Я достал кошелек, вынул два рубля семьдесят четыре копейки. Ребята тут же разделили деньги между собой — видно, водку покупали в складчину. Я взял в каждую руку по бутылке и еще раз спросил:
— Значит, теперь это вино мое, и я ему полный хозяин? За посуду вам заплачено, и посуда тоже моя. Волен я с ней делать, что угодно?
— Расчетливый старик! — засмеялся Уткин. — Небось посуду домой старухе свезешь. Все три гривенника в хозяйство.
— Ладно, — нетерпеливо отозвался я, стоя перед ребятами и покачивая крепко сжатыми в руках бутылками. — Вино и посуда мои? Я им полный хозяин?
— Твои, твои, — нетерпеливо повторил Нестеренко. — Чего говорить — принимайся за дело!
— Можно и за дело, только как бы оно кого не задело, — воскликнул я, поворачиваясь к ребятам спиной, перескакивая через куст и убегая вниз по бугру.
— Куда ты? — услышал я за своей спиной растерянный голос Качурина.
— Да догоняй же его, ребята! — донесся до меня перекрикнувший все другие звуки голос Уткина.
За моей спиной послышался тяжелый топот — ребята пытались догнать старика Морозова.
«Так я им и дался», — подумал я и еще прытче побежал под гору.
Внизу поблескивал невозмутимый пруд.
Я согласен был скорее расшибиться в доску, чем попасться в руки гнавшейся за мною четверки.
До пруда оставалось всего саженей двадцать, когда за моей спиной послышался прерывающийся хриплый голос Уткина.
— Черт старый, не уйдешь! — бормотал мальчишка.
«Неужели старик Морозов уступит этим сопливым пьянчужкам?» — мелькнуло у меня в голове.
Я напряг последние силы, стремительно пробежал еще несколько саженей, остановился, взмахнул рукой. Хлюп! — и одна бутылка нырнула в воду в нескольких шагах от берега. Я еще побежал вперед, на бегу перехватил вторую бутылку из левой руки в правую, остановился, опять взмахнул рукой, и вторая бутылка врезалась в воду на самой середине пруда.
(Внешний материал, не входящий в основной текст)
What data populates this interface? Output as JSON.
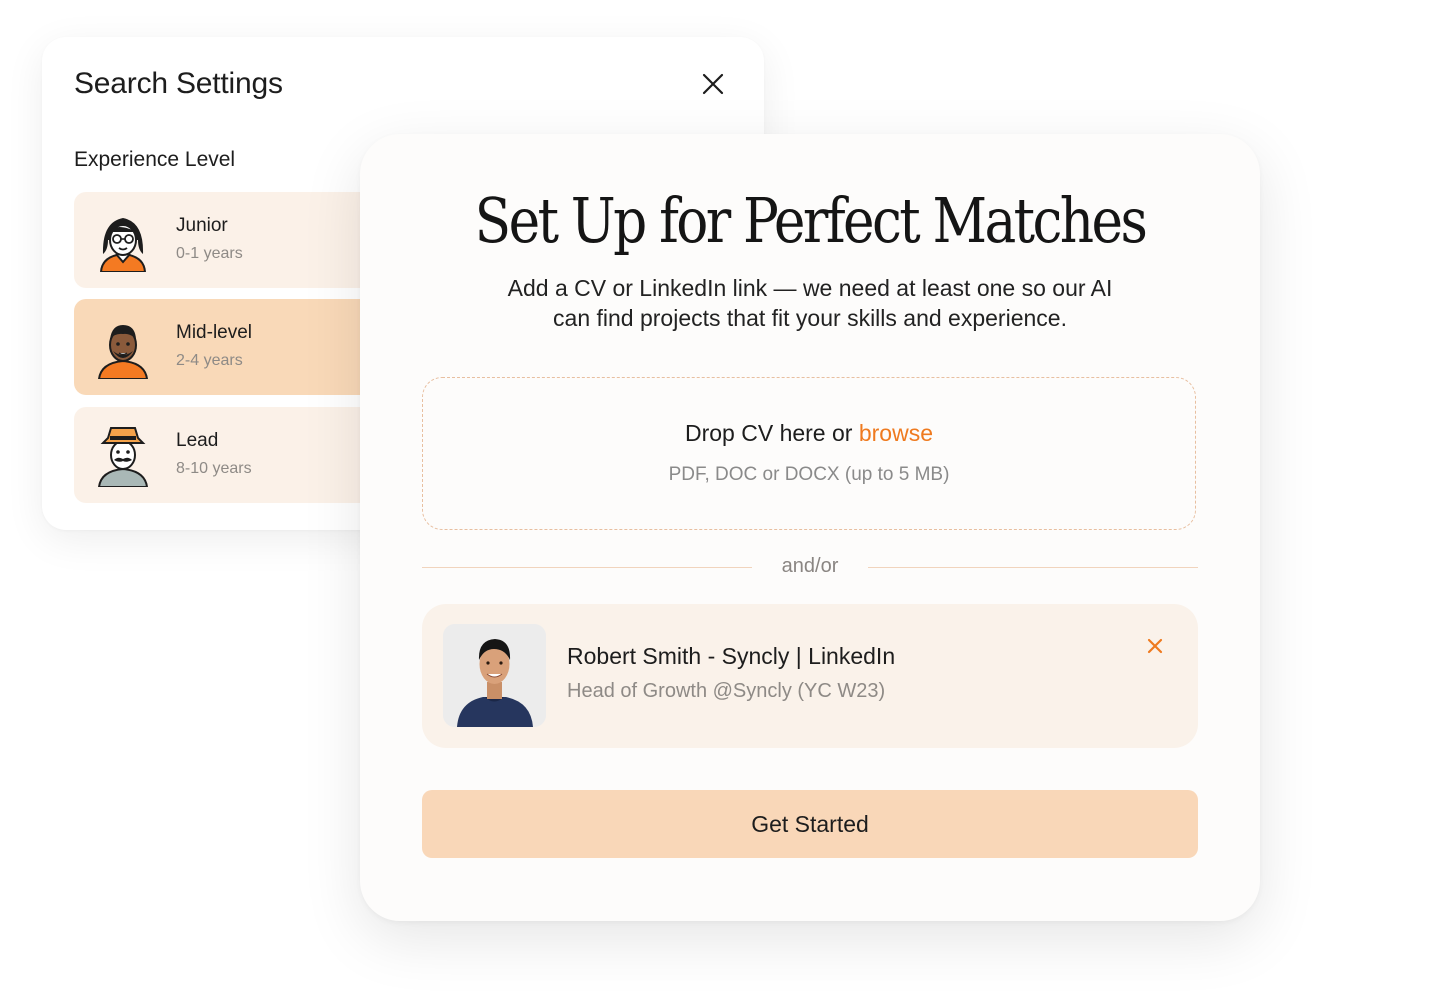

Ожидая скандала, я спокойно повернулся к обманутым в своих ожиданиях и догонявшим меня мальчишкам. Но навстречу ко мне бежала добрая смеющаяся молодежь — среди нее были и наша комсомолочка Настя Краснова, и фальцовщица Голосовская, и Архипка…
— Ура!… — воскликнула Голосовская, взмахивая руками, похожая на вспугнутую, неумело и бессильно трепыхающую крыльями курицу.
— Молодчина, Морозов! — вторила ей слабым, но бодрым голосом Настя.
Они все подлетели ко мне, схватили за ноги, подняли, подбросили и начали качать на руках.
Наконец я не выдержал и гневно и нежно завопил:
— Олухи вы этакие! Опустите вы меня или нет?
Тогда смешливая компания сжалилась и выпустила меня из своих рук.
Я повел плечами, готов был даже отряхнуться вроде насильно выкупанной собаки и обратился к Насте с вопросом:
— Настенька, голубушка, сделай милость, скажи: за что вы меня качали?
— Чудак, за руку же, за руку! — ласково объяснила она.
— Не понимаю, — ответил я, недоумевающе покачивая головой. — Качали вы меня не только за руку, но и за голову и за живот… Причина-то какова?